Average temperature difference of $18 deg F / 2.86 BTU/{hr-ft^2} = 6.3 hr-ft^2-deg F/BTU$. That's the R-value.

You can get an R-value of 6.3 from 2 inches of fiberglass insulation, or 1.3 inches of foam insulation, but not 2.2 mm of solid anything. The source of the error is thermal conductivity as a material property is in $W/m-K$, not $m^2$.

 

[erobz]

The source of the error is thermal conductivity as a material property is in $W/m-K$, not $m^2$.

I just used the wrong units in the explanation, the program wouldn't allow that error.

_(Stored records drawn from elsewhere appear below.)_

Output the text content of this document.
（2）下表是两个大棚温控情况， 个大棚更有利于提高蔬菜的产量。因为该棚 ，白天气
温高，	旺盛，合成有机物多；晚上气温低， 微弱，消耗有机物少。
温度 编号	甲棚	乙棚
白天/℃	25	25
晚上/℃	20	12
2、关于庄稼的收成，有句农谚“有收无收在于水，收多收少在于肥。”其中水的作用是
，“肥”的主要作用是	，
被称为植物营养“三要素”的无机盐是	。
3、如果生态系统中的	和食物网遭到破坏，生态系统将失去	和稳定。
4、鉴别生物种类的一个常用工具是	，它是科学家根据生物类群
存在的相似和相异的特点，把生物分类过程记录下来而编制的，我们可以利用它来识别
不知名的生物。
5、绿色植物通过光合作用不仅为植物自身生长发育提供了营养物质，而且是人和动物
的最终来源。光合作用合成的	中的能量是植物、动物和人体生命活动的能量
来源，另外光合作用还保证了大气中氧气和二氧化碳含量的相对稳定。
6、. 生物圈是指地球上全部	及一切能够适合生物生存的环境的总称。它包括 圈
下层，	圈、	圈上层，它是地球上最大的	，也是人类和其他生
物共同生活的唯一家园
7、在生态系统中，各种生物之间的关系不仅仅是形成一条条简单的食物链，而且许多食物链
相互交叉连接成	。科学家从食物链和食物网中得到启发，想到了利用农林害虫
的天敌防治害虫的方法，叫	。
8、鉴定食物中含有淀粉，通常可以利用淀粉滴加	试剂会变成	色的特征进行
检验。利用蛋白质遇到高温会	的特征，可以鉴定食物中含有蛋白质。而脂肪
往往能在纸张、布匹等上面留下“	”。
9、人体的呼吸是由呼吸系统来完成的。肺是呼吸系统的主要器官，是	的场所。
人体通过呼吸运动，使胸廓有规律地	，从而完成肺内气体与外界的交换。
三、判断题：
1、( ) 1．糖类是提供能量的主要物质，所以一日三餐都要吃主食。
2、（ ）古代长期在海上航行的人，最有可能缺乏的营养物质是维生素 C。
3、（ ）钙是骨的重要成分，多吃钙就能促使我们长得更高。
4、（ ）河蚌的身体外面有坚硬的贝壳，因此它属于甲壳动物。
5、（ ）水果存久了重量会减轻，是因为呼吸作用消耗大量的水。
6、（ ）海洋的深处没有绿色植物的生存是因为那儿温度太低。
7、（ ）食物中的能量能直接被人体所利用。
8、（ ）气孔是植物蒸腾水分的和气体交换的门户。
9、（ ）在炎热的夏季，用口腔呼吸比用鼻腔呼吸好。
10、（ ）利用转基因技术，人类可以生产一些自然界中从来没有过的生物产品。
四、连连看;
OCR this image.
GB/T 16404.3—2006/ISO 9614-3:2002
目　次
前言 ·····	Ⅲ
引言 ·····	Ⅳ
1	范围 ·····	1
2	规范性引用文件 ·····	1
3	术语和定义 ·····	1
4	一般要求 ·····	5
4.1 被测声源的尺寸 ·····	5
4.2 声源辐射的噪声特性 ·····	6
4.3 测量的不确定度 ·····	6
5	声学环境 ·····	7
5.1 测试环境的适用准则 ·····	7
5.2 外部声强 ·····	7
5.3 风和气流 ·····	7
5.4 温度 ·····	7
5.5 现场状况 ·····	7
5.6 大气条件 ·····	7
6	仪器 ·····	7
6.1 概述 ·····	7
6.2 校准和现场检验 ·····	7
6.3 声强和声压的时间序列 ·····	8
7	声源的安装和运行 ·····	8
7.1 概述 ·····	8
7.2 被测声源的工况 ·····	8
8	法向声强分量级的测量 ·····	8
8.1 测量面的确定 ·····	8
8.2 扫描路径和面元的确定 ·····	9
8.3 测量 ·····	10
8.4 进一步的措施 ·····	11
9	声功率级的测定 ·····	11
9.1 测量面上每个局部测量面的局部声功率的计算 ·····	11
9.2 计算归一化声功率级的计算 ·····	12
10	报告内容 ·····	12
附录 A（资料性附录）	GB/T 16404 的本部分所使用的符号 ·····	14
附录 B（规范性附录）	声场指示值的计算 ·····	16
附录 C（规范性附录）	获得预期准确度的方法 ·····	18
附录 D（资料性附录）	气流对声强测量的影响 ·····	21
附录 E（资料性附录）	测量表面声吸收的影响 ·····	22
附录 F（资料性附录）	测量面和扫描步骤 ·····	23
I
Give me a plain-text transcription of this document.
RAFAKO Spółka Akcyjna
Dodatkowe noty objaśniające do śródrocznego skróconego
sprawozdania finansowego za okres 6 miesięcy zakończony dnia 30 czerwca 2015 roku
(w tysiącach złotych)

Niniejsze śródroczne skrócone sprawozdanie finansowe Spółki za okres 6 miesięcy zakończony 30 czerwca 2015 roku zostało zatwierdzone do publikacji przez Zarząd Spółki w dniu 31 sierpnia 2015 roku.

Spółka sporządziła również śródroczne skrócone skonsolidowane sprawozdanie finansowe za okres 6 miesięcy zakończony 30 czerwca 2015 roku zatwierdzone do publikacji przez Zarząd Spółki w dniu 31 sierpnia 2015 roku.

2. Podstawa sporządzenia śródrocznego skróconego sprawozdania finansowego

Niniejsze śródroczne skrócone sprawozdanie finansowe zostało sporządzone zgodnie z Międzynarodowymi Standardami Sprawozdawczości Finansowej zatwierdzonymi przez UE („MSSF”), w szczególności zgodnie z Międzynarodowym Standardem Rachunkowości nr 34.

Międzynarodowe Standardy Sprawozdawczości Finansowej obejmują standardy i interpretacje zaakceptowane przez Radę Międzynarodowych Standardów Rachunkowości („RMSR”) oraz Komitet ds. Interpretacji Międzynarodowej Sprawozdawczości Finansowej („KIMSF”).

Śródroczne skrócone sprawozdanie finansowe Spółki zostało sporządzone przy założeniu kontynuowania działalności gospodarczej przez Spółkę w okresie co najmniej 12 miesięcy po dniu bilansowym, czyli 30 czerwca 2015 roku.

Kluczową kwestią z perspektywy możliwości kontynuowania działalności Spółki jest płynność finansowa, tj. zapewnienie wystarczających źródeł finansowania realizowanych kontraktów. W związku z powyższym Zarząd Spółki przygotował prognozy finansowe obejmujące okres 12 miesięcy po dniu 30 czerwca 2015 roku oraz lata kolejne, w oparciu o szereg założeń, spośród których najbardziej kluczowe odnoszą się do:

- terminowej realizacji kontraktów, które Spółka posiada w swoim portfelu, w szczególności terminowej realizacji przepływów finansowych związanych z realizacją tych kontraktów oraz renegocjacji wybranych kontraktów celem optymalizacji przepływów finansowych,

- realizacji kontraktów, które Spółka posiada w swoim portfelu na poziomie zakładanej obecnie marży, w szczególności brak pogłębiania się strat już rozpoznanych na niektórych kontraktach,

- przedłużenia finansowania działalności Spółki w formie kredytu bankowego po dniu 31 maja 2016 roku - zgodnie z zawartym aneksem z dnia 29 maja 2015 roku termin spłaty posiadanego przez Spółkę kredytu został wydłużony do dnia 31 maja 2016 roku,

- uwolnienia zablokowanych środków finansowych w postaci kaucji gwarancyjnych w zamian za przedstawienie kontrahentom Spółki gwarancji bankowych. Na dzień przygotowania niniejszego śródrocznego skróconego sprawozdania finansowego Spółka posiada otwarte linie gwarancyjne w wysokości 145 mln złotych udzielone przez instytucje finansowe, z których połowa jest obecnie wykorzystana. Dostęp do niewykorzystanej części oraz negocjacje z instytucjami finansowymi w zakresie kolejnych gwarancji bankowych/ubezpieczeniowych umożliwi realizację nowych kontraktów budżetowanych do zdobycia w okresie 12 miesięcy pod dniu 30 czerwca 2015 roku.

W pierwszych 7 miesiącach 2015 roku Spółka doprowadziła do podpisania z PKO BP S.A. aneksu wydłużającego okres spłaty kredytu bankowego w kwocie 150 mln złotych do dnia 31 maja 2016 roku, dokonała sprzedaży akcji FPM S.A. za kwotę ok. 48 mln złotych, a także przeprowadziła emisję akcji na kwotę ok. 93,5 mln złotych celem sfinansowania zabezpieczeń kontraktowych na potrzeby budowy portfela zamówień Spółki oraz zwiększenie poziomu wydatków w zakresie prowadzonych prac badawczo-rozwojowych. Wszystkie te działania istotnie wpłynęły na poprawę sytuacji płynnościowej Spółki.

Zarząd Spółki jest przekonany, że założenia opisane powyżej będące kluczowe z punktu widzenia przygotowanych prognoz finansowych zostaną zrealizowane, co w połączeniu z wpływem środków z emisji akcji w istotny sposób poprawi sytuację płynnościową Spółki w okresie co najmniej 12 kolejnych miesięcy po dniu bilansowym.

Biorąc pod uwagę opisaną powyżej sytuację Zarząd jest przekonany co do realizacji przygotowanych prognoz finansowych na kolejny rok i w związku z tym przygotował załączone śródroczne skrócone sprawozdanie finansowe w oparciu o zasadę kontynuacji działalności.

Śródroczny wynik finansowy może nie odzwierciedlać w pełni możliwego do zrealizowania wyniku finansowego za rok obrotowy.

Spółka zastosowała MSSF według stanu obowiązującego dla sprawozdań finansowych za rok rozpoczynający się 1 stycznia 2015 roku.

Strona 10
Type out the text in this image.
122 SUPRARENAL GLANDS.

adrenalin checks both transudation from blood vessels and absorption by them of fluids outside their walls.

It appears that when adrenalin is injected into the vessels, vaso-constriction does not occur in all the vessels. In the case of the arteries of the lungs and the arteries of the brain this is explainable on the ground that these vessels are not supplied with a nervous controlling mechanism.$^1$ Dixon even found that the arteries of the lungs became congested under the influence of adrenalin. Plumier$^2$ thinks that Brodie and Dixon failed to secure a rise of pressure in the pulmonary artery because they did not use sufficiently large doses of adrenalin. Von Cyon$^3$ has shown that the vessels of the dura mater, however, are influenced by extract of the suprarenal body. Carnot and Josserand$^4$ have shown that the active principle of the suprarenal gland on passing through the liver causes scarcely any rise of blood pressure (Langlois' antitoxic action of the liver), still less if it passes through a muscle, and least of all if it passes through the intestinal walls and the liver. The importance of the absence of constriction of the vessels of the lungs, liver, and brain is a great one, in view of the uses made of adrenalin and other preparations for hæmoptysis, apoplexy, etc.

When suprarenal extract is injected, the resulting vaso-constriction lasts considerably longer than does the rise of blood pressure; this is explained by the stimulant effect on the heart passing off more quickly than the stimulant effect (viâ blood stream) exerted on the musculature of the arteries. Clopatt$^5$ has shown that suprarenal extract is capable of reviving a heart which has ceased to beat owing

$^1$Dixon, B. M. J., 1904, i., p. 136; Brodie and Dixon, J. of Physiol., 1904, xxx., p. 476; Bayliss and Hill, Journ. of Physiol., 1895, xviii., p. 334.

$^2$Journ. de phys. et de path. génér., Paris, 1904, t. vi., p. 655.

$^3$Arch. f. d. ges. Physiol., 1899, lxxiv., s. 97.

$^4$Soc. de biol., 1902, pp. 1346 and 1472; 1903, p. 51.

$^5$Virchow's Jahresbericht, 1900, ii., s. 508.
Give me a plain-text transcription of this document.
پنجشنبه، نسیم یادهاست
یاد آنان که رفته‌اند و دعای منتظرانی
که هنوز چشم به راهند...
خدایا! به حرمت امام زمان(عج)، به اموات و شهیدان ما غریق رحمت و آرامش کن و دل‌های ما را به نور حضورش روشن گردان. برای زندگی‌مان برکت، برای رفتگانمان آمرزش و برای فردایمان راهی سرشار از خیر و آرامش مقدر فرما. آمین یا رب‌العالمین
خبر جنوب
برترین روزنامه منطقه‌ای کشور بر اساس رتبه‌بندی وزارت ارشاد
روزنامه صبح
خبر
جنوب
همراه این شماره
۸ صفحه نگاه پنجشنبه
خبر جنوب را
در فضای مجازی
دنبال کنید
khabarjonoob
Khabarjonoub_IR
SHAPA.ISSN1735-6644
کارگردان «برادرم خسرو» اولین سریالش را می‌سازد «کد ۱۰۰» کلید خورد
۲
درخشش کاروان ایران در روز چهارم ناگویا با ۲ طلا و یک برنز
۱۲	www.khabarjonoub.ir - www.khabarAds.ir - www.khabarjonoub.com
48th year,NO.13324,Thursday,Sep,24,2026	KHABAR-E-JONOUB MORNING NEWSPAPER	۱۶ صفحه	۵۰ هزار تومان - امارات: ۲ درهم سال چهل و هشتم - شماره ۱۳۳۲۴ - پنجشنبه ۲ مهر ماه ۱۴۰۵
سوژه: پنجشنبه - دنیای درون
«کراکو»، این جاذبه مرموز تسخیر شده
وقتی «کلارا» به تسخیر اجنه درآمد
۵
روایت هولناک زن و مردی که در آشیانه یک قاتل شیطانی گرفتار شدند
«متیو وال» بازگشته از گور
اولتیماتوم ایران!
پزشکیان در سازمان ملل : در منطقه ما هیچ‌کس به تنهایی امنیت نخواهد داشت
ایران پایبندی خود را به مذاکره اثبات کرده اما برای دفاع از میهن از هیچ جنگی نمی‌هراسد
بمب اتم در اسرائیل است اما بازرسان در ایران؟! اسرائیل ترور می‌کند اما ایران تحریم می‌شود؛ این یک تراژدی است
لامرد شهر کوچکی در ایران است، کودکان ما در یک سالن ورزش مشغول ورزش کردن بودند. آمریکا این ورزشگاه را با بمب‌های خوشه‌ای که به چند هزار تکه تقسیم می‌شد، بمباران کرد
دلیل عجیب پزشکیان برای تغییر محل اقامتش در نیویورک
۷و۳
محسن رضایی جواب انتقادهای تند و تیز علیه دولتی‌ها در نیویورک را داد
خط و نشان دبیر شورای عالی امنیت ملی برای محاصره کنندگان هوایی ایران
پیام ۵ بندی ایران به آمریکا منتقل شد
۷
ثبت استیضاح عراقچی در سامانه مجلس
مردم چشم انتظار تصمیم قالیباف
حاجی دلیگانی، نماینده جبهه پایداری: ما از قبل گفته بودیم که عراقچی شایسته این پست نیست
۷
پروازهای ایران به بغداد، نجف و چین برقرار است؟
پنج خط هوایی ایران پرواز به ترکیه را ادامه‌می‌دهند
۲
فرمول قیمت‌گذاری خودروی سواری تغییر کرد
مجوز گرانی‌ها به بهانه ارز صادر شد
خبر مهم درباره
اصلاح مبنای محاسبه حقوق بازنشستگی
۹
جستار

Notice the $k$ and units of it in the picture of the computation.

The "problem" is there is a very strong dependency $h$. By making $h = 5 \rm{ \frac{W}{m^2 K}}$. Which is still absolutely reasonable I get:

 

[erobz]

If I allow for the convection from the top of the drum as well (air to material to air boundary conditions) That trims it down a smidge.

I also added the convection from fluid to wall in the radial term for completeness. It's negligible, but I might as well show it.

This is just the time for 0C ice to 0C water.

 

[phinds]

Guys this sure is a lot of effort for an OP who just asked the question as a drive-by and then left the scene.

 

[erobz]

Guys this sure is a lot of effort for an OP who just asked the question as a drive-by and then left the scene.

I personally would let it go, but people keep bringing up how math isn't physics and saying don't use what I've figured out, implying that it is incorrect somehow. My methodology is clearly being attacked without justification. Furthermore, when someone says things like "this is how an engineer would do it", I resent that. I am an engineer! These were the very hoops we were made to jump through to earn our pitiful degrees...and frankly, I like jumping through them.